Jokowi yang
digadang-gadang akan memberikan angin segar perubahan bila menjadi presiden
ternyata jauh panggang daripada api. Indonesia malah semakin liberal dan kian
terjajah. Nawa cita yang diagung-agungkan sekarang tinggal sebuah kenangan.
Dalam acara talkshow
di Jakarta, Juru Bicara Hizbut Tahrir Indonesia (HTI) Muhammad Ismail Yusanto
membeberkan delapan bukti keterpurukan negeri ini dan kian leluasanya asing
bercokol mencengkram negeri Muslim terbesar di dunia.
Pertama, BPJS, bukti negara lepas tanggung
jawab. Karena BPJS-SJSN hakekatnya adalah asuransi yang dipaksakan kepada
seluruh rakyat. "Sistem jaminan sosial semacam ini lahir dari sistem
kapitalisme. Dengan mewajibkan seluruh rakyat dalam asuransi itu, negara hendak
berlepas tangan dari urusan layanan kesehatan rakyatnya!” tegas Ismail dalam
acara Halqah Islam dan Peradaban Edisi Refleksi Akhir Tahun 2015: Indonesia
Makin Liberal dan Makin Terjajah.
Kedua, semakin tingginya ancaman kekerasan
terhadap anak. Menurut Ismail, kenyataan tersebut buah dari sistem kehidupan
sekularistik itu serta merupakan wabah yang ditularkan oleh peradaban Barat ke
negeri-negeri Muslim. ”Itu mirip potret kehidupan di Barat. Sejak tahun 2000,
di AS misalnya, setiap tahun lebih dari 5 juta anak mengalami kekerasan fisik,
seksual, verbal, diabaikan, dan ditinggalkan," kata Ismail, Rabu
(16/12/2015) di Gedung Juang 45, Jakarta Pusat.
Ketiga, nilai tukar rupiah merosot pada titik
terendah sejak krisis 1998. ”Fluktuasi nilai tukar rupiah terhadap dolar,
merupakan konsekuensi logis dari sistem ekonomi kapitalis yang menjadikan uang
sebagai komoditas sehingga mengikuti hukum permintaan dan penawaran,” kata
Ismail yang menegaskan uang dalam Islam haruslah berbasis emas dan hanya
sebagai alat tukar saja.
Keempat, masuk jeratan rentenir Cina. Pada 16
September 2015, tiga bank milik negara yaitu Bank Mandiri, BRI dan BNI,
mendapatkan pinjaman senilai total 3 miliar dolar AS dari China Development
Bank (CDB). Masing-masing bank BUMN tersebut, menerima pinjaman sebesar satu
milyar dolar AS yang 30 persennya dalam mata uang Renminbi dengan jangka waktu
10 tahun.
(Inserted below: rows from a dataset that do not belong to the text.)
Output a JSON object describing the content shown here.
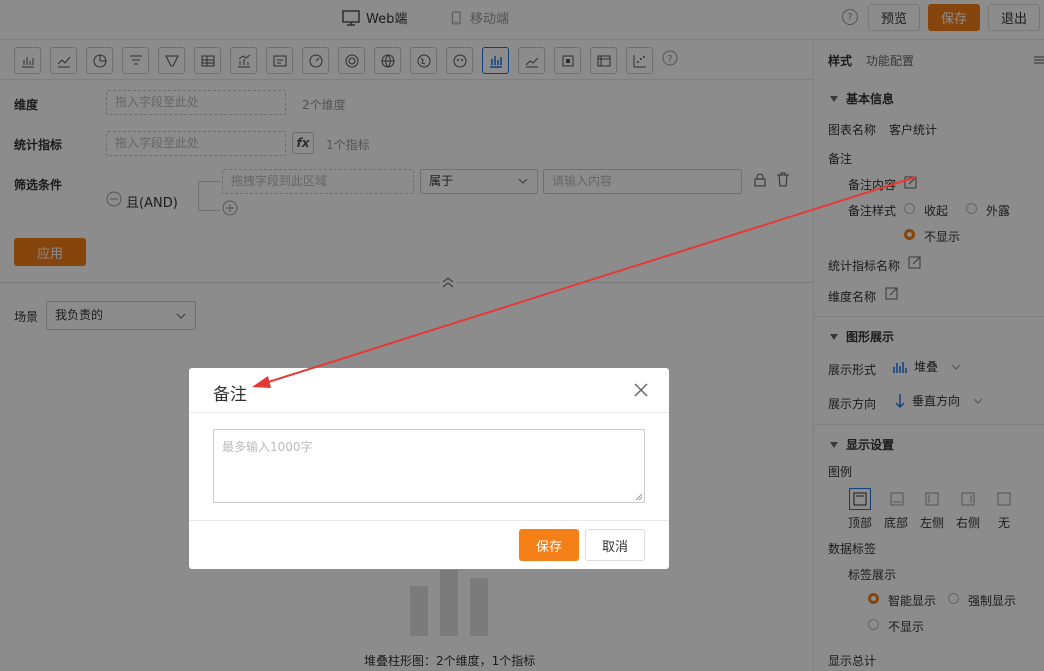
{
  "topbar": {
    "web_label": "Web端",
    "mobile_label": "移动端",
    "help_glyph": "?",
    "preview_label": "预览",
    "save_label": "保存",
    "exit_label": "退出"
  },
  "config": {
    "dimension_label": "维度",
    "dimension_placeholder": "拖入字段至此处",
    "dimension_count": "2个维度",
    "metric_label": "统计指标",
    "metric_placeholder": "拖入字段至此处",
    "metric_fx": "fx",
    "metric_count": "1个指标",
    "filter_label": "筛选条件",
    "filter_logic": "且(AND)",
    "filter_drop": "拖拽字段到此区域",
    "filter_operator": "属于",
    "filter_value_placeholder": "请输入内容",
    "apply_label": "应用",
    "scene_label": "场景",
    "scene_value": "我负责的"
  },
  "chart": {
    "caption": "堆叠柱形图：2个维度，1个指标"
  },
  "panel": {
    "tab_style": "样式",
    "tab_function": "功能配置",
    "basic_info_title": "基本信息",
    "chart_name_label": "图表名称",
    "chart_name_value": "客户统计",
    "note_label": "备注",
    "note_content_label": "备注内容",
    "note_style_label": "备注样式",
    "note_style_collapse": "收起",
    "note_style_expose": "外露",
    "note_style_hide": "不显示",
    "metric_name_label": "统计指标名称",
    "dimension_name_label": "维度名称",
    "graphic_title": "图形展示",
    "display_form_label": "展示形式",
    "display_form_value": "堆叠",
    "display_direction_label": "展示方向",
    "display_direction_value": "垂直方向",
    "display_settings_title": "显示设置",
    "legend_label": "图例",
    "legend_options": [
      "顶部",
      "底部",
      "左侧",
      "右侧",
      "无"
    ],
    "data_label_title": "数据标签",
    "label_display_label": "标签展示",
    "label_smart": "智能显示",
    "label_force": "强制显示",
    "label_hide": "不显示",
    "show_total_label": "显示总计"
  },
  "modal": {
    "title": "备注",
    "textarea_placeholder": "最多输入1000字",
    "save_label": "保存",
    "cancel_label": "取消"
  },
  "colors": {
    "accent": "#f57f17",
    "active_blue": "#1a73e8",
    "annotation_arrow": "#e53935"
  }
}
Tingkat bunga pinjaman tersebut sebesar 3,4 persen untuk mata uang
dolar AS dan 6,7 persen untuk mata uang Renminbi.
Tak cukup
menjerumuskan ke dalam dosa besar riba, Cina pun mengikat pinjamannya dengan
syarat lain yakni adanya jaminan dalam bentuk aset, adanya imbal hasil seperti
ekspor komoditas tertentu ke Cina hingga kewajiban negara pengutang agar
pengadaan peralatan dan jasa teknis harus diimpor dari Cina. "lnilah
cengkraman baru ala Cina, penjajah dari Timur,” beber Ismail.
Kelima, dengan meningkatkan pajak dan
mengurangi subsidi APBN 2016, pemerintah semakin kapitalis dan memeras rakyat. Keenam, kabut asap adalah bencana yang
dibiarkan untuk membela para kapitalis sawit. Ketujuh,
pemerintah melanggar UU dan mengubah peraturan demi langgengnya penjajahan
kapitalisme melalui Freeport di Indonesia. Kedelapan,
pepesan kosong Pilkada serentak.
Dalam acara yang sama,
peneliti dari Asosiasi Ekonomi Politik lndonesia (AEPI) Salamuddin Daeng
mengungkapkan hasil penelitiannya selama 2015. Kesimpulannya? ”Drama horor
berlangsung sepanjang 2015!” tegasnya.
Horor tersebut berupa
kekacauan yang melanda negeri ini, mulai dari tragedi kemanusiaan, maraknya
begal, kerusuhan, pembakaran tempat ibadah, kebakaran hutan, hingga krisis
ekonomi. ”Terakhir drama 'Papa minta saham' mempertontonkan kepada publik suatu
upaya manipulasi terhadap konstitusi dan UU yang dilakukan oleh elite penguasa
pemerintahan dan parlemen,” bebernya.
Serangkaian kebijakan
ekonomi yang dikeluarkan pemerintah, menurut Daeng, langsung menghantam ulu
hati rakyat seperti kenaikan harga BBM, kenaikan tarif dasar listrik setiap
bulan sekali, yang diikuti dengan kenaikan harga-harga kebutuhan dasar seperti
pangan, ongkos transportasi, dll.
”Akibatnya inflasi
sangat tinggi dan pada saat bersamaan daya beli masyarakat jatuh ke level
paling rendah,” ungkapnya.
Kondisi ini berdampak
pada industri yang berhadapan dengan biaya input yang tinggi, sementara
produknya tidak mampu diserap oleh masyarakat. ”Industri nasional banyak yang
gulung tikar yang mengakibatkan ratusan ribu buruh mengalami PHK," kata
Daeng.
Di bidang hukum sangat
berantakan terlihat dengan tidak konsistennya pemerintah dalam menjalankan
undang-undang. ”Pemerintah melanggar Putusan MK Terkait UU 22 tahun 2001
tentang Migas yang melarang harga BBM diserahkan kepada mekanisme pasar.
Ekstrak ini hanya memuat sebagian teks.